A House Named Brazil
Fran Mourne is nearly 40. When she was seven, her father left home. At 16, her mother abandoned her. Feeling freakish, Fran has learned how to cope. She graduated from high school, found a job that allowed her to indulge her antisocial inclinations, and lived complacently in her family home with cats, peacocks, and her grandmother’s corpse in the barn for company. At age 19, however, Fran was forced to reexamine her life when her mother unexpectedly called with the sole purpose of passing on oral recitations of the family history. These stories, relayed through a series of evening telephone calls from a secret location, ultimately helped Fran discover her own abilities and finally come to terms with her parents’ strange behavior.

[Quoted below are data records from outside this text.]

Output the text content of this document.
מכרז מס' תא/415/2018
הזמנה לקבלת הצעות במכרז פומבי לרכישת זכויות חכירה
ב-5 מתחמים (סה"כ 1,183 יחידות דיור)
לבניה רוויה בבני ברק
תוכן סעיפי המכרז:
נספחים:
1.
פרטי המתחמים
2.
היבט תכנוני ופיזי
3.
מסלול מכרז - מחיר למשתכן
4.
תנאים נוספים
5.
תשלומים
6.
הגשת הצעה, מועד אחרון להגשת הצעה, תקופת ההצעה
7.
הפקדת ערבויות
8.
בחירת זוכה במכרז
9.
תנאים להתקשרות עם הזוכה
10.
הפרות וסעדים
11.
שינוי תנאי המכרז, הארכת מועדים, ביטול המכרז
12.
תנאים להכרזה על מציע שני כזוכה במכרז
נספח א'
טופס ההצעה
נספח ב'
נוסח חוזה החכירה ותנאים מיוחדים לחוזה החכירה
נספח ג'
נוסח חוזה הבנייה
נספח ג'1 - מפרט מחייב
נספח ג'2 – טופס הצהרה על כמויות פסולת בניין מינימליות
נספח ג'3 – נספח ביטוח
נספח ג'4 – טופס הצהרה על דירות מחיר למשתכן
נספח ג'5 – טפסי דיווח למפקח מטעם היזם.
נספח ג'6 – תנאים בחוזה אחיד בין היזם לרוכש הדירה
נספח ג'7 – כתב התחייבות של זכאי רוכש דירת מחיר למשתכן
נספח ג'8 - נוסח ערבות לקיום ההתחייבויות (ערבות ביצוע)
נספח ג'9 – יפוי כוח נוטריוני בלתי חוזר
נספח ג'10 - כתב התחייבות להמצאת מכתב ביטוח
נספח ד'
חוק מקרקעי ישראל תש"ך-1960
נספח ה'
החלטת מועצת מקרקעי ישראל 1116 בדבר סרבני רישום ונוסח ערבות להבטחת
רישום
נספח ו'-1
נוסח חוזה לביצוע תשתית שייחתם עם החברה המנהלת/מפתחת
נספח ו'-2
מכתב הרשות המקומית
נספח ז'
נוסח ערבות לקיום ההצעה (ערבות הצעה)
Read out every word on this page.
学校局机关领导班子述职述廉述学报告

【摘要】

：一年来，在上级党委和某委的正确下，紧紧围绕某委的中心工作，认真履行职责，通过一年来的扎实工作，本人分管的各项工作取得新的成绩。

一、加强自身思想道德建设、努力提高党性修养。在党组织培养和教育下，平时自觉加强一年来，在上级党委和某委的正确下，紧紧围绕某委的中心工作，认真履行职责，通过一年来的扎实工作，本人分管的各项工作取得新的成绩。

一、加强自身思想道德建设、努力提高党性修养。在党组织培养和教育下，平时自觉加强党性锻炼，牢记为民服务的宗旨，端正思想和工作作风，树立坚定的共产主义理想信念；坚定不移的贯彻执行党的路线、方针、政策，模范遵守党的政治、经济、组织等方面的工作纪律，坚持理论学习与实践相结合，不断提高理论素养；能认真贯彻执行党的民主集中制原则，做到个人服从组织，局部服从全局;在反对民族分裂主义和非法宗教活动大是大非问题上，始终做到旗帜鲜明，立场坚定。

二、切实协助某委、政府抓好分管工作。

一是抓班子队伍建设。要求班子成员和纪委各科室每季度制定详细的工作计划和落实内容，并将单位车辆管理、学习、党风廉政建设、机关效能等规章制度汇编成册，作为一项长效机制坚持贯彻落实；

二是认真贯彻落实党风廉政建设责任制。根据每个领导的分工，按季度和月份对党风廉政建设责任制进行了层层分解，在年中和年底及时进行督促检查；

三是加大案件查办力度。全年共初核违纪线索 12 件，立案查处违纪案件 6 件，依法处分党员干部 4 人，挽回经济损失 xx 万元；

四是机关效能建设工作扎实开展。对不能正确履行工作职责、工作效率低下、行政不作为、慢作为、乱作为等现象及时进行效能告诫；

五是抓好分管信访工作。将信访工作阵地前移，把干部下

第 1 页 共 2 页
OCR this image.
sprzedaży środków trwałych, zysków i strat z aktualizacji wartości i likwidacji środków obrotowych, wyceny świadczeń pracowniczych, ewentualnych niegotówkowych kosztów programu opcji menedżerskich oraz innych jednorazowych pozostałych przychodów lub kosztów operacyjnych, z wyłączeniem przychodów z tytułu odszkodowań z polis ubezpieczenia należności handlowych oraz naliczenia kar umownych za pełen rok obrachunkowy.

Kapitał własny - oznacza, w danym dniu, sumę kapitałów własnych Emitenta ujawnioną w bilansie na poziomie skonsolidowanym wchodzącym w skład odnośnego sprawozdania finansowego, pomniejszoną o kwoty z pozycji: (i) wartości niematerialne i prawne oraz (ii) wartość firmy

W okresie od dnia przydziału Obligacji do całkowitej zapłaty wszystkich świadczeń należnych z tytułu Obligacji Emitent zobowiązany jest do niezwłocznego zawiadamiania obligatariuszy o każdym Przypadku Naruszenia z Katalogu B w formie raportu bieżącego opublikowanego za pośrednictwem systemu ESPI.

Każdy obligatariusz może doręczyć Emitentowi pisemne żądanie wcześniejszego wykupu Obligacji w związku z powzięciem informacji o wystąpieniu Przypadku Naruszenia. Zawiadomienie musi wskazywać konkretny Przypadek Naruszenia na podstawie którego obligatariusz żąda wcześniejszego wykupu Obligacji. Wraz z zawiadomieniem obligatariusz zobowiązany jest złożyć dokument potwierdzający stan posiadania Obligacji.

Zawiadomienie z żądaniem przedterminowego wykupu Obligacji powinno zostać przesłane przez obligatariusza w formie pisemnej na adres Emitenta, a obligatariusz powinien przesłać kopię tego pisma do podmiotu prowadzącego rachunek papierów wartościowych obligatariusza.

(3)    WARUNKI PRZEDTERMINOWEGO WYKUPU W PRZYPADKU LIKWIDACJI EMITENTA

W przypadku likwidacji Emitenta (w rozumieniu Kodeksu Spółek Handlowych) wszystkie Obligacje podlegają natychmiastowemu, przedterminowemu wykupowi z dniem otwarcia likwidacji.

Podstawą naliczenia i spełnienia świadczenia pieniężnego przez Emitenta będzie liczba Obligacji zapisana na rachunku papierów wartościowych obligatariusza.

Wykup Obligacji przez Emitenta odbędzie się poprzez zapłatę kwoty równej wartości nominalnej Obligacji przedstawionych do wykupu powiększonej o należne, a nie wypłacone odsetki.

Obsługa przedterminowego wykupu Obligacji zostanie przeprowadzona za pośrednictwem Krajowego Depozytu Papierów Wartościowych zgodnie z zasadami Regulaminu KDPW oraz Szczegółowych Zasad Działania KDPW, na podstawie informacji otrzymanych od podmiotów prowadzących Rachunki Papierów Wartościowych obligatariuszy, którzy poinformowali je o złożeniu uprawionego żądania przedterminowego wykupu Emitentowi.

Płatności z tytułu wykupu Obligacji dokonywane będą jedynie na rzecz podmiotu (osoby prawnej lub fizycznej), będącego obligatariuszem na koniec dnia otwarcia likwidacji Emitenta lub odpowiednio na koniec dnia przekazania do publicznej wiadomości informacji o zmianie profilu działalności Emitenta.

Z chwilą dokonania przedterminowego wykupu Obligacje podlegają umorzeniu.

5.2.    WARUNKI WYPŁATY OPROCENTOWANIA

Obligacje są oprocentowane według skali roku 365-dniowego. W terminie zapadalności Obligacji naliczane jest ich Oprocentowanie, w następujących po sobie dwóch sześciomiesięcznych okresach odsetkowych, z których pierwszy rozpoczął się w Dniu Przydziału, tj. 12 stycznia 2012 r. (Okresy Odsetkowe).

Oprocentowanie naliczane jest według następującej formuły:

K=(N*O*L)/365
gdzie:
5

Schulman’s technique of flipping between Fran’s present, youth, and family stories effectively conveys the frustration Fran feels as her mother doles out the tales in no apparent order while being quite stingy with the details of her own life. The interaction between Fran and her mother and Fran’s introspection tend to be less engaging than the family stories. As we learn more about the family’s history, these sections make more sense, but they never really stir the emotions like the fascinating tales of pickpockets, entrepreneurs, and adventurers — many of whom come to make their home in Brazil, a large house in the Florida swamps. The family tree and photographs are included between chapters, making it easy to follow the winding tales. Readers interested in peeking into an eccentric and rather dysfunctional family of the 19th and early 20th centuries will enjoy this book.